Depuis sept mois, une formidable mobilisation populaire (Hirak) a embrasé toutes les régions du Rif, pour exiger le jugement et le châtiment des responsables de la mort du jeune vendeur de poisson Mohsin Fikri, broyé par une benne à ordures le 28 octobre 2016. C'est pourquoi le mouvement populaire a pris une ampleur sans précédent en se basant sur des comités créés dans l'ensemble des régions du Rif. Ce soulèvement est contre la répression et la militarisation de la région du Rif d'une part, d'autre part pour le développement de la santé, de l'éducation et des infrastructures. Face à la résistance du mouvement (Hirak) et la perspective de son extension dans d'autres régions du Maroc, les autorités ont enclenché depuis le 26 mai 2017 une répression policière de grande ampleur et une vague d'arrestations des principaux dirigeants du mouvement dont le leader du Hirak Nasser Zafzafi. Jusqu'à maintenant, il y a eu plus de 186 arrestations et des dizaines de convocations de la part des gendarmes ou de la police. Les observateurs des organisations internationales constatent des violations graves des droits de l'homme lors des arrestations et des périodes de garde à vue. Selon les avocats, les accusations sont très lourdes.
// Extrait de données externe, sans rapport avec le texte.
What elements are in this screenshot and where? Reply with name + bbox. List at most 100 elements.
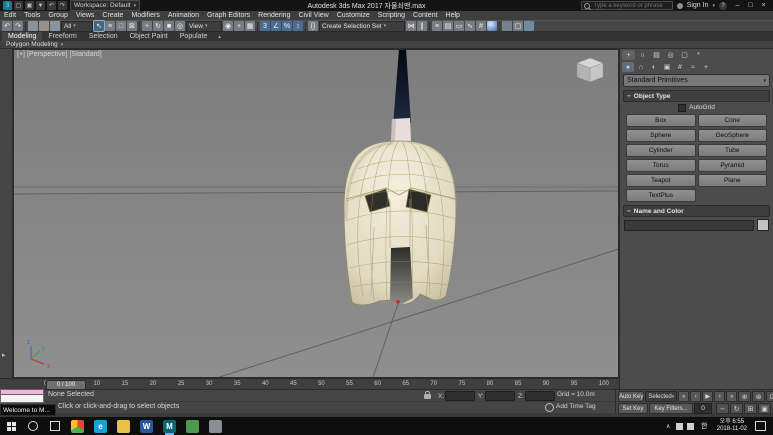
use-pivot-point-center-icon[interactable]: ◉ bbox=[223, 21, 233, 31]
task-view-button[interactable] bbox=[44, 417, 66, 435]
viewport-background[interactable] bbox=[13, 49, 619, 378]
search-input[interactable] bbox=[592, 2, 670, 10]
mirror-icon[interactable]: ⋈ bbox=[406, 21, 416, 31]
action-center-icon[interactable] bbox=[755, 421, 766, 431]
layout-tabs-arrow-icon[interactable]: ▸ bbox=[2, 351, 6, 359]
orbit-icon[interactable]: ↻ bbox=[730, 403, 743, 414]
app-icon-7[interactable] bbox=[209, 420, 222, 433]
name-and-color-rollout[interactable]: − Name and Color bbox=[623, 205, 770, 217]
toggle-layer-explorer-icon[interactable]: ▤ bbox=[443, 21, 453, 31]
object-button-torus[interactable]: Torus bbox=[626, 159, 696, 172]
zoom-all-icon[interactable]: ⊛ bbox=[752, 391, 765, 402]
select-and-manipulate-icon[interactable]: + bbox=[234, 21, 244, 31]
x-coordinate-field[interactable] bbox=[445, 391, 475, 401]
chevron-down-icon[interactable]: ▾ bbox=[712, 3, 715, 9]
category-helpers-icon[interactable]: # bbox=[674, 62, 686, 72]
zoom-region-icon[interactable]: ⊞ bbox=[744, 403, 757, 414]
key-mode-dropdown[interactable]: Selected ▾ bbox=[645, 391, 677, 402]
undo-icon[interactable]: ↶ bbox=[47, 1, 56, 10]
close-button[interactable]: × bbox=[757, 1, 770, 11]
primitives-dropdown[interactable]: Standard Primitives ▾ bbox=[623, 74, 770, 87]
object-button-geosphere[interactable]: GeoSphere bbox=[698, 129, 768, 142]
track-bar[interactable]: 0510152025303540455055606570758085909510… bbox=[0, 378, 619, 389]
tray-expand-icon[interactable]: ∧ bbox=[665, 423, 672, 430]
viewport-general-menu[interactable]: [+] bbox=[17, 51, 25, 58]
ime-indicator[interactable]: 한 bbox=[698, 421, 711, 431]
next-frame-button[interactable]: › bbox=[714, 391, 725, 402]
tab-object-paint[interactable]: Object Paint bbox=[124, 32, 174, 41]
network-icon[interactable] bbox=[676, 423, 683, 430]
select-and-scale-icon[interactable]: ■ bbox=[164, 21, 174, 31]
unlink-selection-icon[interactable] bbox=[39, 21, 49, 31]
keyboard-shortcut-override-icon[interactable]: ▦ bbox=[245, 21, 255, 31]
edit-named-selection-sets-icon[interactable]: {} bbox=[308, 21, 318, 31]
undo-icon[interactable]: ↶ bbox=[2, 21, 12, 31]
snaps-toggle-3d-icon[interactable]: 3 bbox=[260, 21, 270, 31]
select-by-name-icon[interactable]: ≡ bbox=[105, 21, 115, 31]
time-slider[interactable]: 0 / 100 bbox=[46, 380, 86, 390]
category-lights-icon[interactable]: ◐ bbox=[648, 62, 660, 72]
help-icon[interactable]: ? bbox=[719, 2, 727, 10]
edge-icon[interactable]: e bbox=[94, 420, 107, 433]
reference-coordinate-dropdown[interactable]: View ▾ bbox=[186, 21, 222, 32]
tab-modeling[interactable]: Modeling bbox=[2, 32, 42, 41]
tab-freeform[interactable]: Freeform bbox=[42, 32, 82, 41]
tab-create[interactable]: + bbox=[622, 50, 635, 60]
chrome-icon[interactable] bbox=[71, 420, 84, 433]
maxscript-mini-listener[interactable] bbox=[0, 389, 44, 404]
redo-icon[interactable]: ↷ bbox=[13, 21, 23, 31]
menu-item-customize[interactable]: Customize bbox=[333, 11, 374, 20]
align-icon[interactable]: ∥ bbox=[417, 21, 427, 31]
object-button-cylinder[interactable]: Cylinder bbox=[626, 144, 696, 157]
object-button-plane[interactable]: Plane bbox=[698, 174, 768, 187]
category-geometry-icon[interactable]: ● bbox=[622, 62, 634, 72]
key-filters-button[interactable]: Key Filters... bbox=[649, 403, 693, 414]
ribbon-minimize-icon[interactable]: ▴ bbox=[218, 34, 221, 40]
current-frame-field[interactable]: 0 bbox=[694, 403, 712, 414]
category-systems-icon[interactable]: + bbox=[700, 62, 712, 72]
object-button-teapot[interactable]: Teapot bbox=[626, 174, 696, 187]
object-button-sphere[interactable]: Sphere bbox=[626, 129, 696, 142]
toggle-ribbon-icon[interactable]: ▭ bbox=[454, 21, 464, 31]
category-shapes-icon[interactable]: ∩ bbox=[635, 62, 647, 72]
menu-item-animation[interactable]: Animation bbox=[164, 11, 203, 20]
menu-item-create[interactable]: Create bbox=[98, 11, 127, 20]
y-coordinate-field[interactable] bbox=[485, 391, 515, 401]
go-to-end-button[interactable]: » bbox=[726, 391, 737, 402]
minimize-button[interactable]: – bbox=[731, 1, 744, 11]
new-scene-icon[interactable]: ▢ bbox=[14, 1, 23, 10]
save-file-icon[interactable]: ▼ bbox=[36, 1, 45, 10]
viewport-pov-menu[interactable]: [Perspective] bbox=[27, 51, 67, 58]
object-color-swatch[interactable] bbox=[757, 219, 769, 231]
schematic-view-icon[interactable]: # bbox=[476, 21, 486, 31]
object-button-box[interactable]: Box bbox=[626, 114, 696, 127]
open-file-icon[interactable]: ▣ bbox=[25, 1, 34, 10]
menu-item-graph-editors[interactable]: Graph Editors bbox=[203, 11, 254, 20]
named-selection-sets-dropdown[interactable]: Create Selection Set ▾ bbox=[319, 21, 405, 32]
menu-item-views[interactable]: Views bbox=[72, 11, 99, 20]
menu-item-tools[interactable]: Tools bbox=[20, 11, 44, 20]
select-and-place-icon[interactable]: ◎ bbox=[175, 21, 185, 31]
start-button[interactable] bbox=[0, 417, 22, 435]
help-search-box[interactable] bbox=[581, 1, 673, 10]
menu-item-help[interactable]: Help bbox=[442, 11, 464, 20]
go-to-start-button[interactable]: « bbox=[678, 391, 689, 402]
tab-display[interactable]: ▢ bbox=[678, 50, 691, 60]
listener-line[interactable] bbox=[0, 395, 44, 403]
z-coordinate-field[interactable] bbox=[525, 391, 555, 401]
menu-item-edit[interactable]: Edit bbox=[0, 11, 20, 20]
viewport-shading-menu[interactable]: [Standard] bbox=[69, 51, 101, 58]
menu-item-civil-view[interactable]: Civil View bbox=[294, 11, 332, 20]
volume-icon[interactable] bbox=[687, 423, 694, 430]
object-type-rollout[interactable]: − Object Type bbox=[623, 90, 770, 102]
toggle-scene-explorer-icon[interactable]: ≡ bbox=[432, 21, 442, 31]
workspace-dropdown[interactable]: Workspace: Default ▾ bbox=[70, 0, 140, 11]
tab-modify[interactable]: ∩ bbox=[636, 50, 649, 60]
curve-editor-icon[interactable]: ∿ bbox=[465, 21, 475, 31]
redo-icon[interactable]: ↷ bbox=[58, 1, 67, 10]
object-button-cone[interactable]: Cone bbox=[698, 114, 768, 127]
max-logo-icon[interactable]: 3 bbox=[3, 1, 12, 10]
zoom-extents-all-icon[interactable]: ⊡ bbox=[766, 391, 773, 402]
window-crossing-icon[interactable]: ⊠ bbox=[127, 21, 137, 31]
maximize-viewport-toggle-icon[interactable]: ▣ bbox=[758, 403, 771, 414]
Le pire est que le Makhzen veut impliquer ses ressortissants solidaires avec le Hirak dans cette affaire.
Le mouvement rifain ne risque-t-il pas d'être récupéré par les islamistes comme cela a été le cas dans la quasi-totalité des pays arabes touchés par les vents du printemps arabe?
Le leader du Hirak, Nasser Zafzafi, divise toujours la société marocaine entre ceux qui le considèrent comme le meilleur porte-parole des masses et de leurs revendications socio-économiques, et ceux qui le considèrent comme une personne inspirée par les islamistes. Mais Zafzafi se présente lui-même comme un simple citoyen très sensible à ce qui se passe dans sa région natale. Comme tous les jeunes, il a des occupations diverses, notamment le sport et le basket-ball. Sa principale caractéristique, dit-il, est qu'il exprime ce qu'il pense sans détour et ça peut être aussi son point faible. Zafzafi a vu le jour dans une famille de militants, son grand-père cheikh el Jazid était ministre de l'Intérieur sous Abdelkrim El Khattabi. Son père était un militant de l'Usfp dont il a démissionné quand le parti est entré au gouvernement. Zafzafi et les autres activistes du Hirak se sont inspirés du héros historique des Rifains Abdelkrim. C'est pourquoi ils portent son drapeau et ses photos pendant les manifestations organisées dans le Rif. D'un autre côté, on n'a jamais vu de symboles des islamistes dans ces manifestations.
Le Rif rêve-t-il toujours de sa République et de se séparer du Maroc?
Je ne le pense pas, les revendications du Hirak sont socio-économiques et culturelles. Vu sa spécificité historique, la région du Rif mérite sans doute une autonomie, mais sous la royauté du Maroc. Les gens estiment réalisés les droits fondamentaux comme le travail, l'éducation et la santé pour tout le monde. Pour les Rifains, la question n'est pas d'avoir une monarchie ou un système républicain. L'important, c'est d'avoir la liberté, la justice et la dignité.